How E-Reading Threatens the Humanities!

Dear Commons Community,

Naomi S. Baron, a professor of linguistics and executive director of the Center for Teaching, Research & Learning at American University, has an article in The Chronicle of Higher Education, commenting on reading printed text versus reading with an e-reader. Provocatively titled, “How E-Reading Threatens the Humanities”, Baron makes the case that certain types of reading such as “deep reading” which is necessary for philosophy, literature, and history is better done using print mainly because there is less distraction as might be the case with an electronic device. Here is an excerpt:

“…there is another essential consideration affecting interest in humanistic inquiry: how we are doing our reading. I contend that the shift from reading in print to reading on digital devices is further reducing students’ pursuit of work in the humanities. Students (and the rest of us) have been reading on computers for many years. Besides searching for web pages, we’ve grown accustomed to reading journal articles online and mining documents in digital archives. However, with the coming of e-readers, tablets, and smartphones, reading styles underwent a sea change.
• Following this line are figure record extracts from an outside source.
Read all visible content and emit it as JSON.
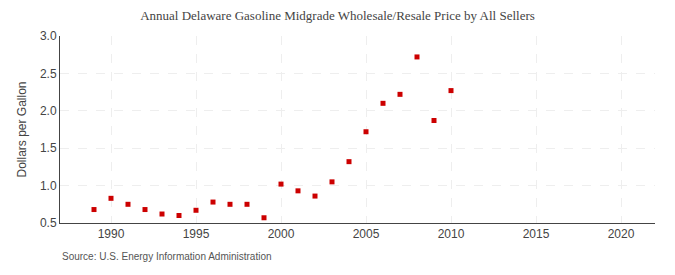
{
  "chart_data": {
    "type": "scatter",
    "title": "Annual Delaware Gasoline Midgrade Wholesale/Resale Price by All Sellers",
    "ylabel": "Dollars per Gallon",
    "annotations": [
      "Source: U.S. Energy Information Administration"
    ],
    "x": [
      1989,
      1990,
      1991,
      1992,
      1993,
      1994,
      1995,
      1996,
      1997,
      1998,
      1999,
      2000,
      2001,
      2002,
      2003,
      2004,
      2005,
      2006,
      2007,
      2008,
      2009,
      2010
    ],
    "values": [
      0.68,
      0.83,
      0.75,
      0.68,
      0.62,
      0.6,
      0.67,
      0.78,
      0.75,
      0.75,
      0.57,
      1.02,
      0.93,
      0.86,
      1.05,
      1.32,
      1.72,
      2.1,
      2.22,
      2.72,
      1.87,
      2.27
    ],
    "color": "#cc0000",
    "marker": "square",
    "xlim": [
      1987,
      2022
    ],
    "ylim": [
      0.5,
      3.0
    ],
    "xticks": [
      1990,
      1995,
      2000,
      2005,
      2010,
      2015,
      2020
    ],
    "yticks": [
      0.5,
      {
        "value": 1.0,
        "label": "1.0"
      },
      1.5,
      {
        "value": 2.0,
        "label": "2.0"
      },
      2.5,
      {
        "value": 3.0,
        "label": "3.0"
      }
    ],
    "grid": true
  }
}
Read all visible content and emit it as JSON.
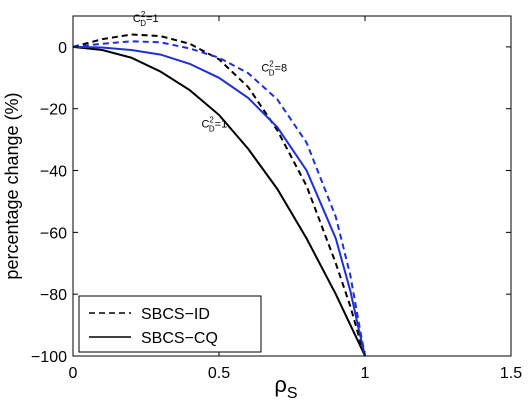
{
  "chart_data": {
    "type": "line",
    "xlabel": "ρS",
    "ylabel": "percentage change (%)",
    "xlim": [
      0,
      1.5
    ],
    "ylim": [
      -100,
      10
    ],
    "xticks": [
      0,
      0.5,
      1,
      1.5
    ],
    "xtick_labels": [
      "0",
      "0.5",
      "1",
      "1.5"
    ],
    "yticks": [
      -100,
      -80,
      -60,
      -40,
      -20,
      0
    ],
    "ytick_labels": [
      "−100",
      "−80",
      "−60",
      "−40",
      "−20",
      "0"
    ],
    "grid": false,
    "legend_position": "bottom-left",
    "legend": [
      {
        "label": "SBCS−ID",
        "style": "dashed"
      },
      {
        "label": "SBCS−CQ",
        "style": "solid"
      }
    ],
    "series": [
      {
        "legend_style": "dashed",
        "color": "#000000",
        "dash": true,
        "x": [
          0,
          0.1,
          0.2,
          0.3,
          0.4,
          0.5,
          0.6,
          0.7,
          0.8,
          0.9,
          0.95,
          0.98,
          1.0
        ],
        "y": [
          0,
          2.5,
          4,
          3.5,
          1,
          -4,
          -13,
          -27,
          -45,
          -70,
          -84,
          -94,
          -100
        ]
      },
      {
        "legend_style": "solid",
        "color": "#000000",
        "dash": false,
        "x": [
          0,
          0.1,
          0.2,
          0.3,
          0.4,
          0.5,
          0.6,
          0.7,
          0.8,
          0.9,
          0.95,
          0.98,
          1.0
        ],
        "y": [
          0,
          -1,
          -3.5,
          -8,
          -14,
          -22,
          -33,
          -46,
          -62,
          -80,
          -90,
          -96,
          -100
        ]
      },
      {
        "legend_style": "dashed",
        "color": "#1f2fd6",
        "dash": true,
        "x": [
          0,
          0.1,
          0.2,
          0.3,
          0.4,
          0.5,
          0.6,
          0.7,
          0.8,
          0.9,
          0.95,
          0.98,
          1.0
        ],
        "y": [
          0,
          1,
          1.8,
          1.5,
          -0.5,
          -3.5,
          -8.5,
          -17,
          -31,
          -55,
          -74,
          -90,
          -100
        ]
      },
      {
        "legend_style": "solid",
        "color": "#1f2fd6",
        "dash": false,
        "x": [
          0,
          0.1,
          0.2,
          0.3,
          0.4,
          0.5,
          0.6,
          0.7,
          0.8,
          0.9,
          0.95,
          0.98,
          1.0
        ],
        "y": [
          0,
          -0.2,
          -1,
          -2.5,
          -5.5,
          -10,
          -16.5,
          -26,
          -40,
          -62,
          -79,
          -92,
          -100
        ]
      }
    ],
    "annotations": [
      {
        "text": "C",
        "sup": "2",
        "sub": "D",
        "value": "=1",
        "x": 0.205,
        "y": 8
      },
      {
        "text": "C",
        "sup": "2",
        "sub": "D",
        "value": "=8",
        "x": 0.645,
        "y": -8
      },
      {
        "text": "C",
        "sup": "2",
        "sub": "D",
        "value": "=1",
        "x": 0.44,
        "y": -26
      }
    ]
  }
}
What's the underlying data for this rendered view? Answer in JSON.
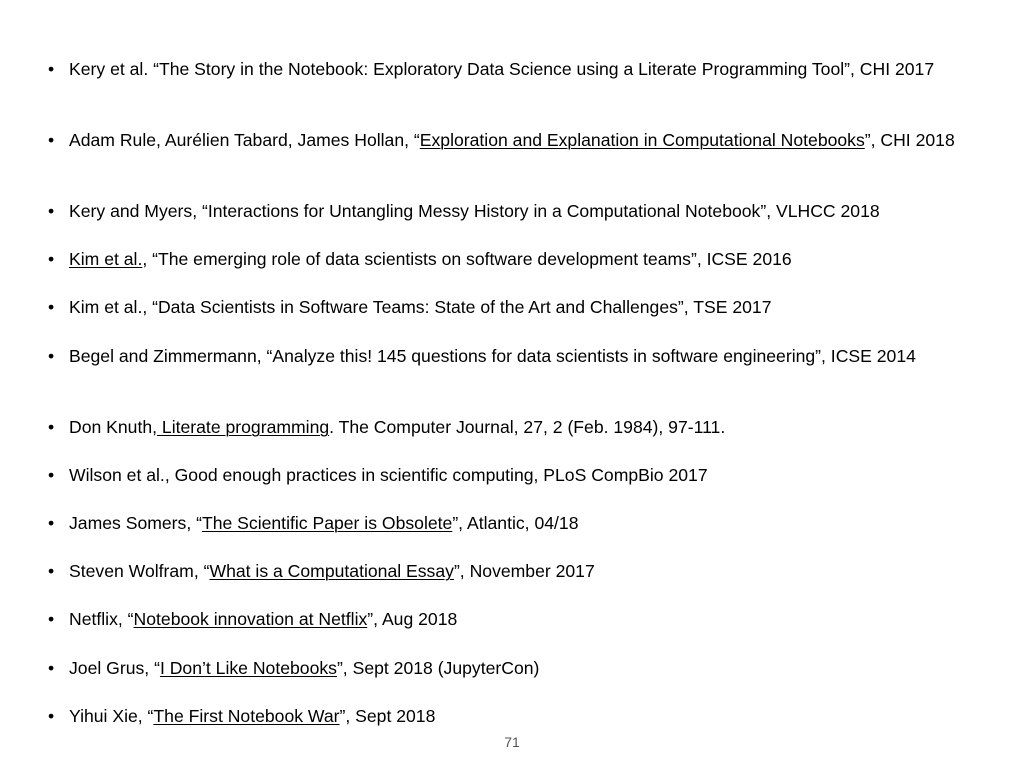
{
  "references": [
    {
      "parts": [
        {
          "t": "Kery et al. “The Story in the Notebook: Exploratory Data Science using a Literate Programming Tool”, CHI 2017"
        }
      ]
    },
    {
      "parts": [
        {
          "t": "Adam Rule, Aurélien Tabard, James Hollan, “"
        },
        {
          "t": "Exploration and Explanation in Computational Notebooks",
          "link": true
        },
        {
          "t": "”, CHI 2018"
        }
      ]
    },
    {
      "parts": [
        {
          "t": "Kery and Myers, “Interactions for Untangling Messy History in a Computational Notebook”, VLHCC 2018"
        }
      ]
    },
    {
      "parts": [
        {
          "t": "Kim et al.",
          "link": true
        },
        {
          "t": ", “The emerging role of data scientists on software development teams”, ICSE 2016"
        }
      ]
    },
    {
      "parts": [
        {
          "t": "Kim et al., “Data Scientists in Software Teams: State of the Art and Challenges”, TSE 2017"
        }
      ]
    },
    {
      "parts": [
        {
          "t": "Begel and Zimmermann, “Analyze this! 145 questions for data scientists in software engineering”, ICSE 2014"
        }
      ]
    },
    {
      "parts": [
        {
          "t": "Don Knuth,"
        },
        {
          "t": " Literate programming",
          "link": true
        },
        {
          "t": ". The Computer Journal, 27, 2 (Feb. 1984), 97-111."
        }
      ]
    },
    {
      "parts": [
        {
          "t": "Wilson et al., Good enough practices in scientific computing, PLoS CompBio 2017"
        }
      ]
    },
    {
      "parts": [
        {
          "t": "James Somers, “"
        },
        {
          "t": "The Scientific Paper is Obsolete",
          "link": true
        },
        {
          "t": "”, Atlantic, 04/18"
        }
      ]
    },
    {
      "parts": [
        {
          "t": "Steven Wolfram, “"
        },
        {
          "t": "What is a Computational Essay",
          "link": true
        },
        {
          "t": "”, November 2017"
        }
      ]
    },
    {
      "parts": [
        {
          "t": "Netflix, “"
        },
        {
          "t": "Notebook innovation at Netflix",
          "link": true
        },
        {
          "t": "”, Aug 2018"
        }
      ]
    },
    {
      "parts": [
        {
          "t": "Joel Grus, “"
        },
        {
          "t": "I Don’t Like Notebooks",
          "link": true
        },
        {
          "t": "”, Sept 2018 (JupyterCon)"
        }
      ]
    },
    {
      "parts": [
        {
          "t": "Yihui Xie, “"
        },
        {
          "t": "The First Notebook War",
          "link": true
        },
        {
          "t": "”, Sept 2018"
        }
      ]
    }
  ],
  "page_number": "71"
}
…What’s the problem? Not all reading works well on digital screens.

For the past five years, I’ve been examining the pros and cons of reading on-screen versus in print. The bottom line is that while digital devices may be fine for reading that we don’t intend to muse over or reread, text that requires what’s been called “deep reading” is nearly always better done in print.”

Baron goes on to cite a survey she conducted of college student preferences:

“My survey research with university students in the United States, Germany, and Japan reveals that if cost were the same, about 90 percent (at least in my sample) prefer hard copy for schoolwork. If a text is long, 92 percent would choose hard copy. For shorter texts, it’s a toss-up.

Digital reading also encourages distraction and invites multitasking. Among American and Japanese subjects, 92 percent reported it was easiest to concentrate when reading in hard copy. (The figure for Germany was 98 percent.) In this country, 26 percent indicated they were likely to multitask while reading in print, compared with 85 percent when reading on-screen. Imagine wrestling with Finnegan’s Wake while simultaneously juggling Facebook and booking a vacation flight. You get the point.”

Baron provides interesting commentary but I am not sure that we are not in a transition period of people adjusting to electronic reading over print. I read both hard copy and electronically although I tend to prefer print for certain material.